中之条ビエンナーレが開催されない年に隔年で行われている「中之条クラフトシアター」が中止になった。陶芸家・指物師・家具職人・絵描きなど、ものづくり作家たちが四万温泉に集まり、作品を展示するだけではなくお客さんとものづくり体験を共にすることにより、作品や作家に愛着をもってもらおうという素晴らしいイベントだった。致し方ない。

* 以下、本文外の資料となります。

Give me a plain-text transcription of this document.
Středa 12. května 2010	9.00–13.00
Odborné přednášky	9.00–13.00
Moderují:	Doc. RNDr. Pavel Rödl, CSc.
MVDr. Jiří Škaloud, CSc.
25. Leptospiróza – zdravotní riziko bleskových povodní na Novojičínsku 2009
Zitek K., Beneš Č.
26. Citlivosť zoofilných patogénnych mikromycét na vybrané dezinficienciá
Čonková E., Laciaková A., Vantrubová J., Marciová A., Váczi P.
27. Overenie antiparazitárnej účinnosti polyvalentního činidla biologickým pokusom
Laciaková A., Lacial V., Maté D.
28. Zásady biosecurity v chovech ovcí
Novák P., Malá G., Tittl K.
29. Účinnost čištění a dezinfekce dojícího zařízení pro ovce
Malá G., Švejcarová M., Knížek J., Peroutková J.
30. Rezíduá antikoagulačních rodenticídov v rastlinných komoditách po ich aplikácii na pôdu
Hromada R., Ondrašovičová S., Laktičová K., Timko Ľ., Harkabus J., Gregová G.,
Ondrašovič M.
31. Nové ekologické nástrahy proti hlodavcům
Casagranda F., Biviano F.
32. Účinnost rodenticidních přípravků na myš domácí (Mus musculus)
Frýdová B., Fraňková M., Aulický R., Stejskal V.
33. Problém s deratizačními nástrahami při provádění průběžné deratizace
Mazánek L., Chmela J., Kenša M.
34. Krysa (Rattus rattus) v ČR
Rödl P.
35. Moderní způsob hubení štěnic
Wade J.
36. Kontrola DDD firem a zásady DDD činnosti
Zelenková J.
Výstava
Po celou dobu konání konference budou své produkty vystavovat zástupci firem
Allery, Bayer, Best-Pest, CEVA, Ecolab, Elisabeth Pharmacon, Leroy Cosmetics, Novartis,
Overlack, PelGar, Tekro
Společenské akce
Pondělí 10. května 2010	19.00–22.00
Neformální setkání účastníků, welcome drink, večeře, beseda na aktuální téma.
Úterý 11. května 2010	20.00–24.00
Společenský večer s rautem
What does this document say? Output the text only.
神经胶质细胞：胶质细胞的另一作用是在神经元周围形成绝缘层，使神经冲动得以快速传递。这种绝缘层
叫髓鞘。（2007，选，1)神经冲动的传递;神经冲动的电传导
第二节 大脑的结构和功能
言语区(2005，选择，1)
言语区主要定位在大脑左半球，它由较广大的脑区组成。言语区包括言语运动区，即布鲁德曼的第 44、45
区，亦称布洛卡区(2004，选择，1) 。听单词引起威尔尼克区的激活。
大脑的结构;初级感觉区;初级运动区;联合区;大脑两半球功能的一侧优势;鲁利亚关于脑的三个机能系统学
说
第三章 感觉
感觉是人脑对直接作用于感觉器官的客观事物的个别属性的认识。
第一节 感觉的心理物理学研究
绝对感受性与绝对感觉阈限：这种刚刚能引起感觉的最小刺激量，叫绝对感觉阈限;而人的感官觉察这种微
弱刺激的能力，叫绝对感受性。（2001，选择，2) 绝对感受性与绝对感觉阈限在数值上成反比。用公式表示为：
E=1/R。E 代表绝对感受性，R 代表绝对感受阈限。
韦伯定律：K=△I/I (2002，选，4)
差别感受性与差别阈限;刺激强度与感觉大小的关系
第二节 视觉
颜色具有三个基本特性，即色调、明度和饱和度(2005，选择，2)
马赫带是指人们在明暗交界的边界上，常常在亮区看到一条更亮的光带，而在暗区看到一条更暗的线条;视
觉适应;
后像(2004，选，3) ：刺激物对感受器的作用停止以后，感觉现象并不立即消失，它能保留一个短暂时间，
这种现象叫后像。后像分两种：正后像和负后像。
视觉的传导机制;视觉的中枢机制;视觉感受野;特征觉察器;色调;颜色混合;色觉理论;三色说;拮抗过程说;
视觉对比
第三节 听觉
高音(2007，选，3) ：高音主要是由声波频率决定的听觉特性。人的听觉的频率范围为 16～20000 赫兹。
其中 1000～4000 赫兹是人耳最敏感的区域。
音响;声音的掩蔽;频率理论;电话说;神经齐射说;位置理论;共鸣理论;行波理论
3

その参加作家は、度々僕がここで書いている「秋、酒蔵にて」というイベントのものづくり作家が多数重複しており、先日その秋酒メンバーでZoomミーティングをした。「秋、酒蔵にて」ももう11回を数えたイベントである。第一回目から参加し続けているのは多分2人で、昨年から加わった新しいメンバーもいる。「(昨年は前橋での開催だったので)以前展示していた中之条町の廣盛酒造はどんな場所だったか」という話になったので、かなり昔に僕が撮影した動画を共有で見た(Zoomはこの共有が便利)。参加作家が「宮沢賢治」をテーマに新作の器やオブジェを作った年だった。その映像の最後には
「宮沢賢治、享年37歳」(堀澤宏之)
「発酵だな!」(イベント代表・吉澤良一)
というかけあいがある。僕もすでに宮沢賢治の享年を数年越してしまったのかという感慨深さもあるが、「発酵だな!」という合いの手は意味がわからないと思う。当時、というか今もその界隈で、「発酵」ブームが地味に、長く続いているのだ。

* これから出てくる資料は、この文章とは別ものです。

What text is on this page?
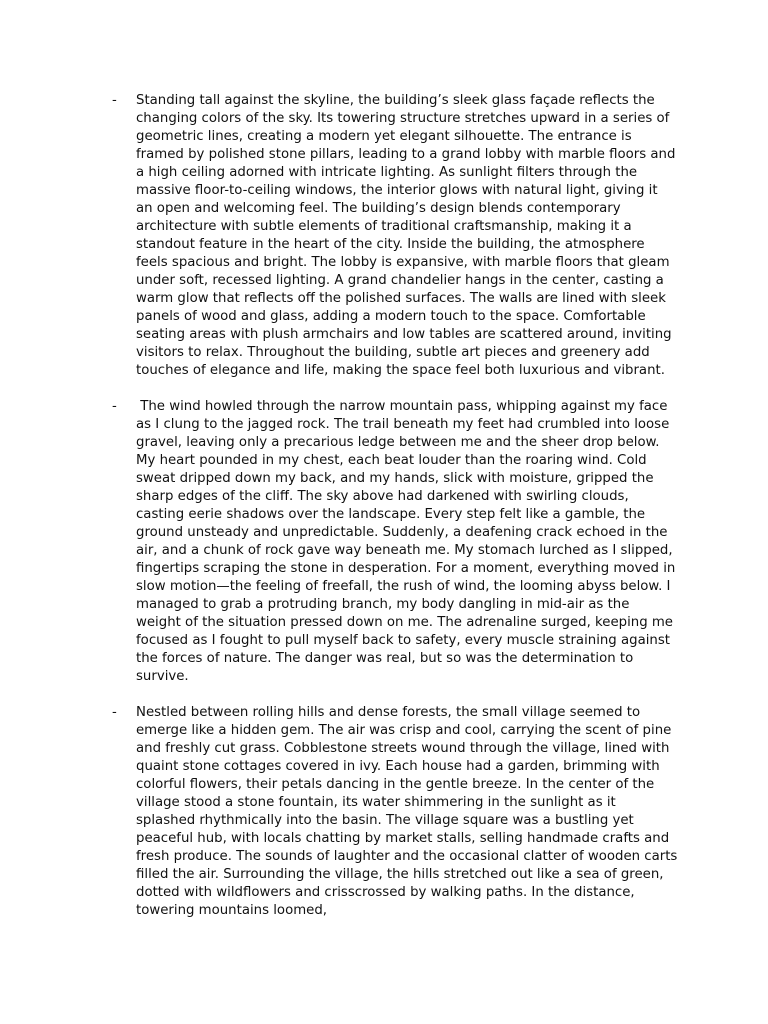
- Standing tall against the skyline, the building’s sleek glass façade reflects the changing colors of the sky. Its towering structure stretches upward in a series of geometric lines, creating a modern yet elegant silhouette. The entrance is framed by polished stone pillars, leading to a grand lobby with marble floors and a high ceiling adorned with intricate lighting. As sunlight filters through the massive floor-to-ceiling windows, the interior glows with natural light, giving it an open and welcoming feel. The building’s design blends contemporary architecture with subtle elements of traditional craftsmanship, making it a standout feature in the heart of the city. Inside the building, the atmosphere feels spacious and bright. The lobby is expansive, with marble floors that gleam under soft, recessed lighting. A grand chandelier hangs in the center, casting a warm glow that reflects off the polished surfaces. The walls are lined with sleek panels of wood and glass, adding a modern touch to the space. Comfortable seating areas with plush armchairs and low tables are scattered around, inviting visitors to relax. Throughout the building, subtle art pieces and greenery add touches of elegance and life, making the space feel both luxurious and vibrant.

- The wind howled through the narrow mountain pass, whipping against my face as I clung to the jagged rock. The trail beneath my feet had crumbled into loose gravel, leaving only a precarious ledge between me and the sheer drop below. My heart pounded in my chest, each beat louder than the roaring wind. Cold sweat dripped down my back, and my hands, slick with moisture, gripped the sharp edges of the cliff. The sky above had darkened with swirling clouds, casting eerie shadows over the landscape. Every step felt like a gamble, the ground unsteady and unpredictable. Suddenly, a deafening crack echoed in the air, and a chunk of rock gave way beneath me. My stomach lurched as I slipped, fingertips scraping the stone in desperation. For a moment, everything moved in slow motion—the feeling of freefall, the rush of wind, the looming abyss below. I managed to grab a protruding branch, my body dangling in mid-air as the weight of the situation pressed down on me. The adrenaline surged, keeping me focused as I fought to pull myself back to safety, every muscle straining against the forces of nature. The danger was real, but so was the determination to survive.

- Nestled between rolling hills and dense forests, the small village seemed to emerge like a hidden gem. The air was crisp and cool, carrying the scent of pine and freshly cut grass. Cobblestone streets wound through the village, lined with quaint stone cottages covered in ivy. Each house had a garden, brimming with colorful flowers, their petals dancing in the gentle breeze. In the center of the village stood a stone fountain, its water shimmering in the sunlight as it splashed rhythmically into the basin. The village square was a bustling yet peaceful hub, with locals chatting by market stalls, selling handmade crafts and fresh produce. The sounds of laughter and the occasional clatter of wooden carts filled the air. Surrounding the village, the hills stretched out like a sea of green, dotted with wildflowers and crisscrossed by walking paths. In the distance, towering mountains loomed,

世界には様々な物体があり、様々な菌がある。発酵と腐敗の違いは、人間にとって有用か有害かの違いらしい。それに対して人間を発酵に当てはめるなら・・それは円熟に似ているのかもしれない。角がとれて、深みが増すみたいな。僕自身は一部すでに腐敗をしている気はするものの、うまく発酵できている気はしない。
宮沢賢治があの若さであれだけの物を残したのは、1つには今より日本人の寿命が短かったから、という事もあるのだろうか。皮肉なことに、40歳という年齢と、コロナ禍の騒動の中に置かれることによってようやく、僕は残りの人生について〈ぼんやりと〉考えている。